Daycare Detectives: Finding the Right Facility
It’s tough sending your child off to daycare, but it’s even harder if you haven’t done your homework.
Full records for any licensed daycare are available by simply calling the state Department of Social Services, according to Michael Weston, spokesman for the California Department of Social Services.
If parents choose to call, they will receive a call back with information on up to two providers of their choice, including incident reports, which may not be found by visiting state sponsored childcare referral agencies or the state’s website.
On the website, parents may determine which facilities are licensed. Weston also said providers are required by law to show parents current licenses and records for the last three years if asked.
Even after performing background checks and checking state licenses, Judy Kriege, program director of Bananas in Alameda County, a state sanctioned child care referral agency, recommends parents perform their own due diligence and inspect facilities before enrolling children.
Do the legwork
Kreige’s agency is one of many free and publicly funded resources for parents looking for information about childcare. There are agencies like Bananas across the state, and parents can use agencies nearby to find childcare close to them. Check with your county to find the contact information for your Resource and Referral Service.

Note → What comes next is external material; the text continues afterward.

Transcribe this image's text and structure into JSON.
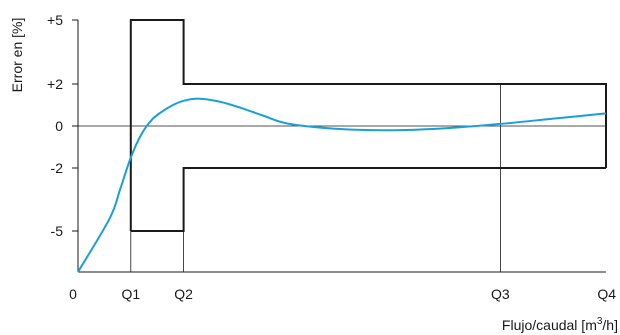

Like other childcare referral agencies, Bananas has a database of all available licensed childcare facilities in its service area, and makes recommendations to parents based upon the specific needs of each family, but is not allowed to rank facilities based on program quality. For example, if a family is looking for full-day program within walking distance of their home or job, Bananas can pull up a list of eligible providers in the area, however workers cannot say which provider is preferred by parents or rank provider services.
Kriege said parents call, visit or e-mail her facility or any other state run referral service for a tailored list of providers, which is usually complied within 24 hours. Parents may also learn what to look for in a daycare in general from a referral agency like Bananas. However, once matches have been suggested, Kriege said it is up to parents to do additional legwork to insure the facility is right for their child.
Oakland mom Tamara Aparton said she used Bananas to obtain day care referrals for her 2-year-old daughter Lilah.
“Once I visited I didn’t have any concerns,” Aparton said of her current childcare provider. “They were pros — they’re in the state building, you have to enter a code to get past the metal doors, and it seemed clean. They let me drop in while the kids were there to take a tour, which I liked,” she added.
Aparton said she took her daughter Lilah with her to visit the facility and she interacted well with the care providers. However, Aparton made sure to do background research as well. In addition to working with the referral agency, she checked Savvy Source, Yelp and a community board called the Berkeley Parents Network for reviews.
“I definitely had some concerns about home daycares—how do you know they’re not just watching TV and eating lead paint all day, right?” Aparton joked.
Are frequent inspections enough?
But what really does go on? With recent inquiries into the state of California’s daycares, concern about the welfare of children is legitimate. Kriege said due to budget cuts, facilities must only be inspected once every five years by law, but that inspectors try to get out to facilities once every three years and “that’s still not enough.”
She explained that inspectors will investigate complaints immediately and mark them as “conclusive” or “inconclusive,” and take required actions, including closing the facility and notifying parents. However parents who really want to stay on top of what is going on at daycare should check in regularly with social services to see what if anything is being investigated.
ABCs of daycare
Michael Weston, spokesperson for the California Department of Social Services said his agency is responsible for ensuring childcare facilities comply with state law.
“You can’t have a pool that isn’t fenced in or bleach on the counters,” Weston said, “there are rules or regulations that you need to be aware of, but there is not an exam you have to take.”
Providers are also only allowed to enroll a certain number of children based on their space constraints, the type of facility they are operating and the number of staff employed. Facilities must also comply with fire and safety codes. Employees must pass background checks and at least one staff member must be trained in life saving methods including CPR.
Parents have the right to know if there are any people at the daycare facility who have been exempted from a criminal background check, Weston said. The facility must also post information regarding infractions, no matter how minor, in a visible place for parents to see, according to the Department of Social Services. A list of parent’s rights may also be found here.
Still, the process of becoming a daycare provider in California can take as little as two months, and once it is determined that the facility a provider is using is in compliance with the law, inspectors may not visit for years unless there is a complaint.
Weston said providers working in a family home are subject to fewer regulations, while larger facilities with staff are likely to face more requirements. He said parents should always ask to see a provider’s licensing documents and records, which facility owners are required to show.
Weston advised parents to look closely at the facility and the program to see that it meets expectations. “We don’t do anything regarding quality,” Weston said, “as far as the program itself, that is something that the parents choose, that’s the choice that you make.”